As we neared the Hampton exit, another core loomed to the SSE, moving N. We continued to press E, getting pounded by still more hail. Clearly the line had broken up into closely-packed supercells and we needed to get out of their way! A few minutes after we cleared the N side of the intensifying precip area, I glanced behind us to see a barrel-shaped, rain-wrapped tornado in the S part of the same core, about to cross the Interstate (photo: as seen and super-enhanced versions). That was a little too close for comfort, though we really had about 5 minutes’ cushion. I pulled off the road, jumped out, and gestured wildly at some westbound traffic not to go that way. Fortunately, they slowed down and pulled aside.

What appeared to be a big, low-visibility and significant tornado (as it turned out to be!) was almost upon the Interstate (photo: as seen and super-enhanced versions), and I was hoping nobody would drive into it.

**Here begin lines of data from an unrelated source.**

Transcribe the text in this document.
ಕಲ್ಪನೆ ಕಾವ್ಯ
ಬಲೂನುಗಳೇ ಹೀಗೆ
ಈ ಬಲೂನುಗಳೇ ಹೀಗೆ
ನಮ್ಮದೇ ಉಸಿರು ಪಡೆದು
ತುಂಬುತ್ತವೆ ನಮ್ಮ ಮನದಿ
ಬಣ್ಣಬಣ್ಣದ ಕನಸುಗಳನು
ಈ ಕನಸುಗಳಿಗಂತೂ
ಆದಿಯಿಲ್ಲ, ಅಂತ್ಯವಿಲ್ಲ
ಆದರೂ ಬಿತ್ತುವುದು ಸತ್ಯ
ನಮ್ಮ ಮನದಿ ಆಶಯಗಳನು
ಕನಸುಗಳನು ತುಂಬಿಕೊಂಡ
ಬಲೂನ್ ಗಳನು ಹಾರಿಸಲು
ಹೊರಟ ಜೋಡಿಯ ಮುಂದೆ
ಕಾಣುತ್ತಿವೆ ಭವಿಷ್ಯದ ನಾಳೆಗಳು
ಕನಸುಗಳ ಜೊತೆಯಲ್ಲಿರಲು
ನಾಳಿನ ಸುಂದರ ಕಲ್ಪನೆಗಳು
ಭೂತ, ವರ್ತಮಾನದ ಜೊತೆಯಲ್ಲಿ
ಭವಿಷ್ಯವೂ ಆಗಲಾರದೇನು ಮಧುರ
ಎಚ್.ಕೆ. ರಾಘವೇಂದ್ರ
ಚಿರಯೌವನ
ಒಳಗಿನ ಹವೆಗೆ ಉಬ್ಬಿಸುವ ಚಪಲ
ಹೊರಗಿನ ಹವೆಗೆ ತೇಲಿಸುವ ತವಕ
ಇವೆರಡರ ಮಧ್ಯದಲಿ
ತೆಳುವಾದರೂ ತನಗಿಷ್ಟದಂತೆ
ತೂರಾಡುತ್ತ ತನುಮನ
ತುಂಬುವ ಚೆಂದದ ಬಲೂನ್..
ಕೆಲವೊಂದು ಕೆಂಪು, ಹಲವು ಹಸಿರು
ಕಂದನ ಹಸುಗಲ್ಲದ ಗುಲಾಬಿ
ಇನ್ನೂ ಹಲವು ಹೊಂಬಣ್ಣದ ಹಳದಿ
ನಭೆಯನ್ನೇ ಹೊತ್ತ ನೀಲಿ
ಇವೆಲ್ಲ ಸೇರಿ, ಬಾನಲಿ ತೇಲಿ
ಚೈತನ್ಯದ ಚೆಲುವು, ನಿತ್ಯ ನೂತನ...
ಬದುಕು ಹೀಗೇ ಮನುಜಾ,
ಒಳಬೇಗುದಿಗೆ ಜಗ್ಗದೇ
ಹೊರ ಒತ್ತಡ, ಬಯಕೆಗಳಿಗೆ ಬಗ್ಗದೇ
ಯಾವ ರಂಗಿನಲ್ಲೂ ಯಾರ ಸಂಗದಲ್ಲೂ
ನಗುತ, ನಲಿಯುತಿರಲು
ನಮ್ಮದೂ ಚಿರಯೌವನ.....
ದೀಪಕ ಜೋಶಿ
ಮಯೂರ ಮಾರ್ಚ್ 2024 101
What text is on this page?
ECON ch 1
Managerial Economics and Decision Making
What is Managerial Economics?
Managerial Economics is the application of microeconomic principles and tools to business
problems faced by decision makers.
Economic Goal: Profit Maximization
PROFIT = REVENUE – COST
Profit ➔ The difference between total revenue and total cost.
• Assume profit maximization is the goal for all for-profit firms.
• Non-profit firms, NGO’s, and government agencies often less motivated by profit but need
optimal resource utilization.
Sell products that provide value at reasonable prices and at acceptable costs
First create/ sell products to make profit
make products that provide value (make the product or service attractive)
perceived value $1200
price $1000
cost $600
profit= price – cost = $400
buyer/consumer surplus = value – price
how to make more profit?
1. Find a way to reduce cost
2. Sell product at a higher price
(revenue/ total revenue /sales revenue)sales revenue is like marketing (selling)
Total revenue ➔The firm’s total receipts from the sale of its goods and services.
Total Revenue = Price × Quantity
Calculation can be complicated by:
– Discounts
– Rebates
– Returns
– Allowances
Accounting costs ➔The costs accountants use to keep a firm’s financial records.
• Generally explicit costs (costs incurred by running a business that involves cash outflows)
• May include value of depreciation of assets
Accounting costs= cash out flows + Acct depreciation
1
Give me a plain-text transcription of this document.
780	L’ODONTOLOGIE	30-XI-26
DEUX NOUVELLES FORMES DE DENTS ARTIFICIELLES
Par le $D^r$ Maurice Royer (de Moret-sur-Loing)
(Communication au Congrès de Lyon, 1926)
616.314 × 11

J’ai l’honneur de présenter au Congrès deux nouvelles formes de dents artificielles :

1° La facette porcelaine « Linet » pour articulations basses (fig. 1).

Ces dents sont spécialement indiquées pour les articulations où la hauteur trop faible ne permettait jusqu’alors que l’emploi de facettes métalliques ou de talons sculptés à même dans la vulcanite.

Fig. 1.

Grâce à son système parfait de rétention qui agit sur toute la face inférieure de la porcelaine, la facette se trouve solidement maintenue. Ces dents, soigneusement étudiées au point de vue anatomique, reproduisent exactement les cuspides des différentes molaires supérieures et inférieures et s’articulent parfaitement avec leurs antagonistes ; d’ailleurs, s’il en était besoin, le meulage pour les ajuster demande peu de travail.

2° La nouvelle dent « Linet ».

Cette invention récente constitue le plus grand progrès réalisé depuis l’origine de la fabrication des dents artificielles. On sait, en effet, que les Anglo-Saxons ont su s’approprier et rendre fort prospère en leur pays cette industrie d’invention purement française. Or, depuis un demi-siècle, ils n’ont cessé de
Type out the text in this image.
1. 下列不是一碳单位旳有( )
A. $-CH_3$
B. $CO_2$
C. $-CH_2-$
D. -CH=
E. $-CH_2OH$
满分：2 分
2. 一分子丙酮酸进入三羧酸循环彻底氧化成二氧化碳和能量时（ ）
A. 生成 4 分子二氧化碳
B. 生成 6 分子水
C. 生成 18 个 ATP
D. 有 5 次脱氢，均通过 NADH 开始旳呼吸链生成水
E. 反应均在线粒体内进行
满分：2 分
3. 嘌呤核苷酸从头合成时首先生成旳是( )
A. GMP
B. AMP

Enough precip wrapped around the tornado that we couldn’t see it with our eyeballs as it crossed I-80 (photo: as seen and super-enhanced versions), though it narrowed somewhat to a stilted stovepipe and became more visible again between I-80 and US-34 (photo: as seen and super-enhanced versions).

The Hampton tornado appeared to hook NNW and move away from us. Our last view of it (photo: as seen and super-enhanced versions) came with a troubling realization: we still were getting peppered with precip, including increasingly large hail! The real tail-end Charlie still hadn’t reached I-80 yet; and indeed, another core was moving overhead with a low base diffusely visible to our SSE. Time to high-tail it east again! As we pondered getting off the Interstate at the Bradshaw exit, Elke looked out and up to see rapid cloud-base rotation nearly overhead, atop that very exit. We kept going!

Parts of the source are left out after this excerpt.